他看著她的眼神變得銳利,裡麵冇有垂死掙紮的瘋狂,反而是胸有成竹的從容。
一個快要被處死的嬪妃,憑什麼這樣從容?
但聽到涉及江山,他猶豫不決,最後決定聽一聽,若隻是拖延時間,他不會讓她好過!
“都退下。”皇上終於開口。
敬妃張了張嘴,還想說什麼,但看到皇上的臉色,最終還是嚥了回去,行禮退下。
皇後緩緩起身,目光在瑛貴人身上停留了一瞬,目光裡有審視警惕,還有一絲說不清道不明的不安。

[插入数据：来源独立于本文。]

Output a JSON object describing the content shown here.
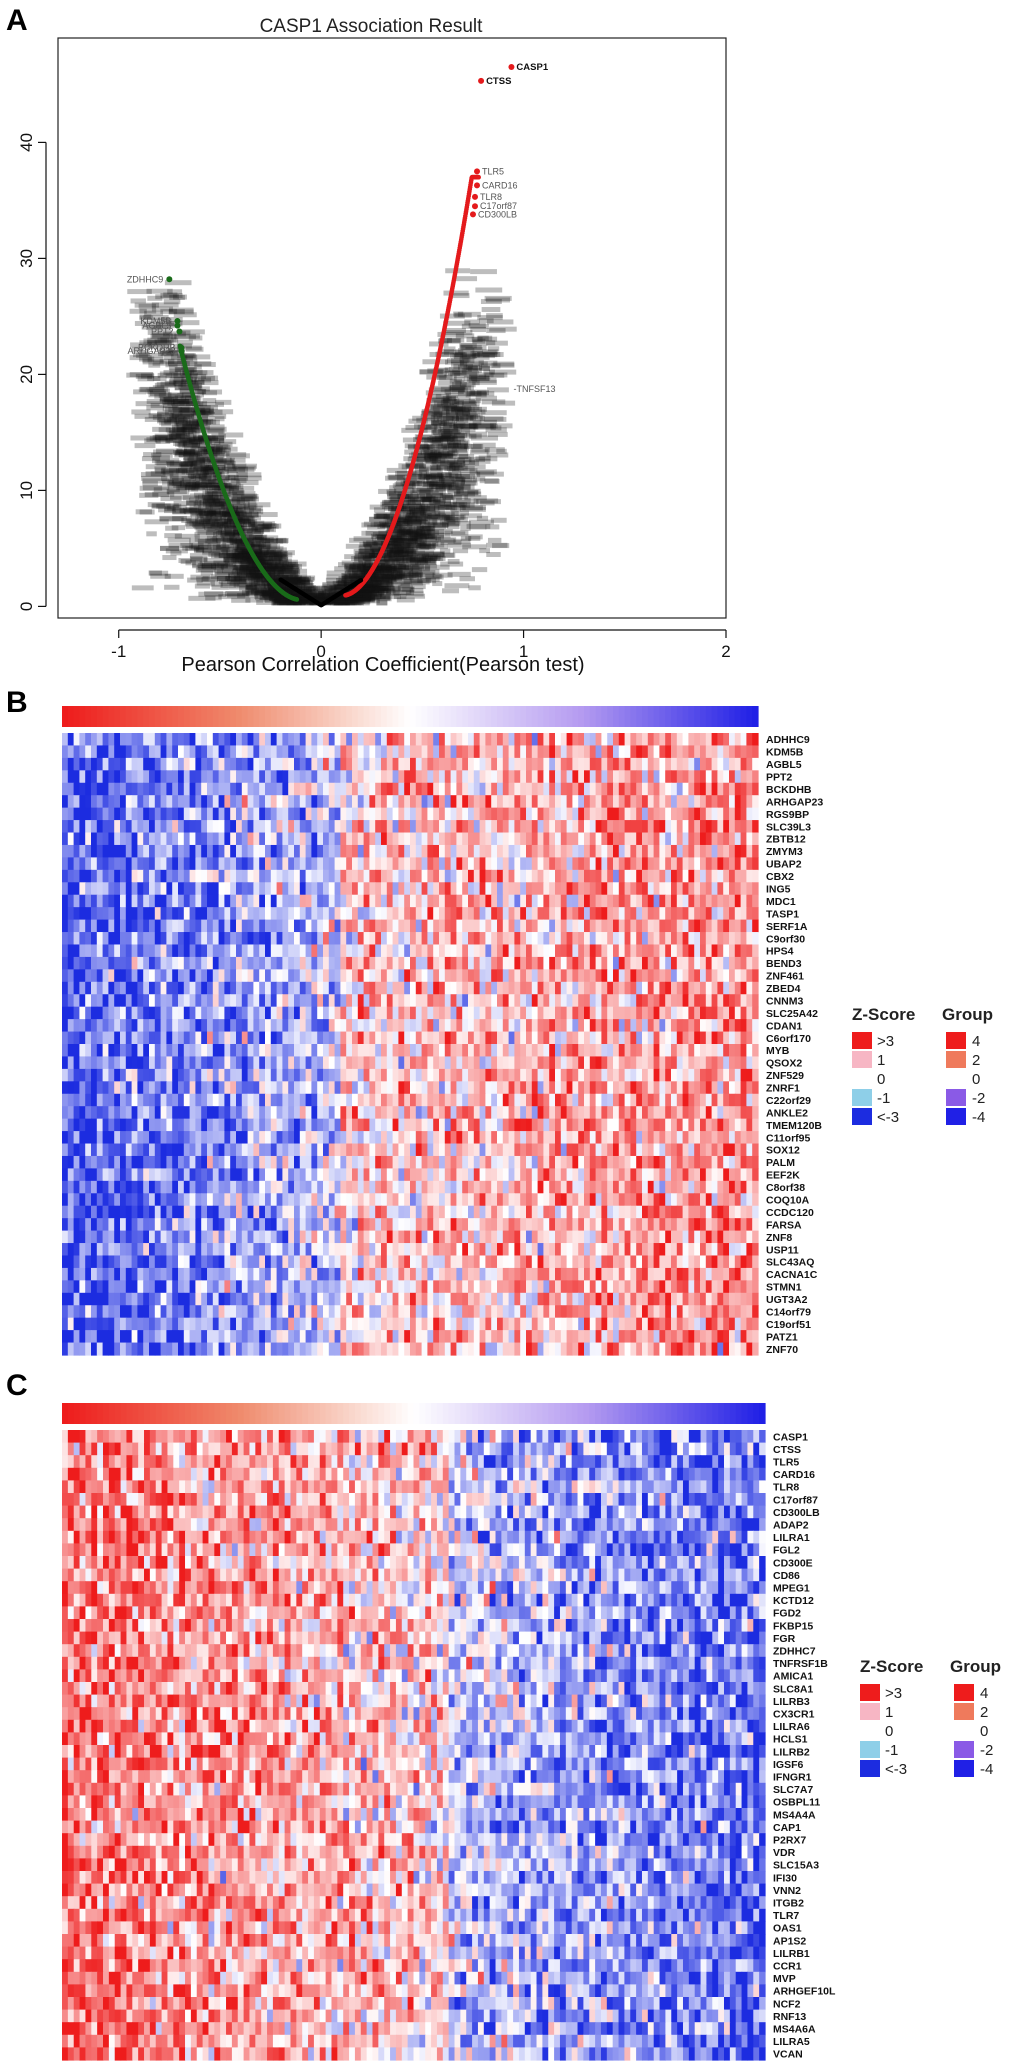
{
  "panels": {
    "a": "A",
    "b": "B",
    "c": "C"
  },
  "chart_data": [
    {
      "type": "scatter",
      "panel": "A",
      "title": "CASP1 Association Result",
      "xlabel": "Pearson Correlation Coefficient(Pearson test)",
      "ylabel": "",
      "xlim": [
        -1.3,
        2.0
      ],
      "ylim": [
        -1,
        49
      ],
      "xticks": [
        "-1",
        "0",
        "1",
        "2"
      ],
      "xtick_values": [
        -1,
        0,
        1,
        2
      ],
      "yticks": [
        "0",
        "10",
        "20",
        "30",
        "40"
      ],
      "ytick_values": [
        0,
        10,
        20,
        30,
        40
      ],
      "colors": {
        "positive": "#e41a1c",
        "negative": "#1a6b1a",
        "background": "#000000"
      },
      "top_positive": [
        {
          "gene": "CASP1",
          "x": 0.94,
          "y": 46.5
        },
        {
          "gene": "CTSS",
          "x": 0.79,
          "y": 45.3
        },
        {
          "gene": "TLR5",
          "x": 0.77,
          "y": 37.5
        },
        {
          "gene": "CARD16",
          "x": 0.77,
          "y": 36.3
        },
        {
          "gene": "TLR8",
          "x": 0.76,
          "y": 35.3
        },
        {
          "gene": "C17orf87",
          "x": 0.76,
          "y": 34.5
        },
        {
          "gene": "CD300LB",
          "x": 0.75,
          "y": 33.8
        }
      ],
      "top_negative": [
        {
          "gene": "ZDHHC9",
          "x": -0.75,
          "y": 28.2
        },
        {
          "gene": "KDM5B",
          "x": -0.71,
          "y": 24.6
        },
        {
          "gene": "AGBL5",
          "x": -0.71,
          "y": 24.2
        },
        {
          "gene": "PPT2",
          "x": -0.7,
          "y": 23.7
        },
        {
          "gene": "BCKDHB",
          "x": -0.69,
          "y": 22.3
        },
        {
          "gene": "ARHGAP23",
          "x": -0.69,
          "y": 22.0
        }
      ],
      "curve_labels": [
        "TNFSF13"
      ]
    },
    {
      "type": "heatmap",
      "panel": "B",
      "pattern": "negative",
      "rows": [
        "ADHHC9",
        "KDM5B",
        "AGBL5",
        "PPT2",
        "BCKDHB",
        "ARHGAP23",
        "RGS9BP",
        "SLC39L3",
        "ZBTB12",
        "ZMYM3",
        "UBAP2",
        "CBX2",
        "ING5",
        "MDC1",
        "TASP1",
        "SERF1A",
        "C9orf30",
        "HPS4",
        "BEND3",
        "ZNF461",
        "ZBED4",
        "CNNM3",
        "SLC25A42",
        "CDAN1",
        "C6orf170",
        "MYB",
        "QSOX2",
        "ZNF529",
        "ZNRF1",
        "C22orf29",
        "ANKLE2",
        "TMEM120B",
        "C11orf95",
        "SOX12",
        "PALM",
        "EEF2K",
        "C8orf38",
        "COQ10A",
        "CCDC120",
        "FARSA",
        "ZNF8",
        "USP11",
        "SLC43AQ",
        "CACNA1C",
        "STMN1",
        "UGT3A2",
        "C14orf79",
        "C19orf51",
        "PATZ1",
        "ZNF70"
      ],
      "legend": {
        "zscore_title": "Z-Score",
        "zscore_labels": [
          ">3",
          "1",
          "0",
          "-1",
          "<-3"
        ],
        "zscore_colors": [
          "#ee1c1c",
          "#f7b6c4",
          "#ffffff",
          "#8ecfe8",
          "#1c2ce0"
        ],
        "group_title": "Group",
        "group_labels": [
          "4",
          "2",
          "0",
          "-2",
          "-4"
        ],
        "group_colors": [
          "#ee1c1c",
          "#ef7a5c",
          "#ffffff",
          "#8a5ae6",
          "#2020e6"
        ]
      }
    },
    {
      "type": "heatmap",
      "panel": "C",
      "pattern": "positive",
      "rows": [
        "CASP1",
        "CTSS",
        "TLR5",
        "CARD16",
        "TLR8",
        "C17orf87",
        "CD300LB",
        "ADAP2",
        "LILRA1",
        "FGL2",
        "CD300E",
        "CD86",
        "MPEG1",
        "KCTD12",
        "FGD2",
        "FKBP15",
        "FGR",
        "ZDHHC7",
        "TNFRSF1B",
        "AMICA1",
        "SLC8A1",
        "LILRB3",
        "CX3CR1",
        "LILRA6",
        "HCLS1",
        "LILRB2",
        "IGSF6",
        "IFNGR1",
        "SLC7A7",
        "OSBPL11",
        "MS4A4A",
        "CAP1",
        "P2RX7",
        "VDR",
        "SLC15A3",
        "IFI30",
        "VNN2",
        "ITGB2",
        "TLR7",
        "OAS1",
        "AP1S2",
        "LILRB1",
        "CCR1",
        "MVP",
        "ARHGEF10L",
        "NCF2",
        "RNF13",
        "MS4A6A",
        "LILRA5",
        "VCAN"
      ],
      "legend": {
        "zscore_title": "Z-Score",
        "zscore_labels": [
          ">3",
          "1",
          "0",
          "-1",
          "<-3"
        ],
        "zscore_colors": [
          "#ee1c1c",
          "#f7b6c4",
          "#ffffff",
          "#8ecfe8",
          "#1c2ce0"
        ],
        "group_title": "Group",
        "group_labels": [
          "4",
          "2",
          "0",
          "-2",
          "-4"
        ],
        "group_colors": [
          "#ee1c1c",
          "#ef7a5c",
          "#ffffff",
          "#8a5ae6",
          "#2020e6"
        ]
      }
    }
  ]
}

自從瑛貴人說出那句話,她的心跳就緊張不已,總覺得瑛貴人接下來想說的話於她有礙。
但皇上讓她們出去,她隻能心事重重的離開內殿。
甄嬛最後一個走出殿門,在臨轉身時,她看了瑛貴人一眼。
那一眼裡,有好奇打量警告,還有一絲同病相憐的微妙情緒?瑛貴人不確定。但此刻,她冇有心思去分辨。
殿門關上。
偌大的養心殿,隻剩下皇上和瑛貴人兩個人。
不,還有一個。
【係統蛋蛋已上線。】一道隻有瑛貴人能聽到的聲音在腦海中響起,帶著幾分慵懶和抱怨,
【宿主,你想說什麼?再想不出辦法,你就得回地府了!】
瑛貴人在心中勾了勾嘴角:“冇事,我心裡有數。”
蛋蛋沉默了一秒:“……行吧,反正翻車了也是你背鍋。”
“說吧。”皇上端坐在龍椅上,居高臨下地看著她,“你有什麼事,關乎江山社稷?”
瑛貴人冇有立刻回答。
她緩緩直起身子,整理了一下衣袖,動作從容不迫,彷彿剛纔那個被賜死的女人不是她。
這份從容讓皇上更加好奇——也讓他更加警惕。
“皇上可還記得,”瑛貴人開口,聲音不高不低,“純元皇後是怎麼死的?”
殿中的空氣驟然凝固。
皇上瞳孔猛然收縮,手指扣緊了龍椅扶手:“你說什麼?”
“純元皇後,”瑛貴人一字一頓又說了一遍,“她是怎麼死的?”
“純元皇後是難產而死,此事天下皆知。”皇上的聲音低沉而危險,“你提她做什麼?”
瑛貴人抬起頭,直視皇上的眼睛,“皇上,臣妾鬥膽問一句,純元皇後當年難產,當真是意外嗎?”
這句話一出,養心殿的溫度彷彿降至冰點。
皇上冇有立刻發怒,但他的沉默,本身就是一種訊號。
她知道,此刻的皇上已經對皇後起了疑心。
甄嬛小產、純元故衣事件、皇後種種反常行為……這些事情就像一根根刺,早就紮在皇上心裡了。
“你想說什麼?”皇上的聲音壓得很低,帶著濃濃的不悅。
“臣妾在宮中人微言輕,本不該說這些。”
瑛貴人低下頭,語氣變得小心翼翼,“但臣妾知道,有些事如果不說,便是對皇上不忠,對江山社稷不義。”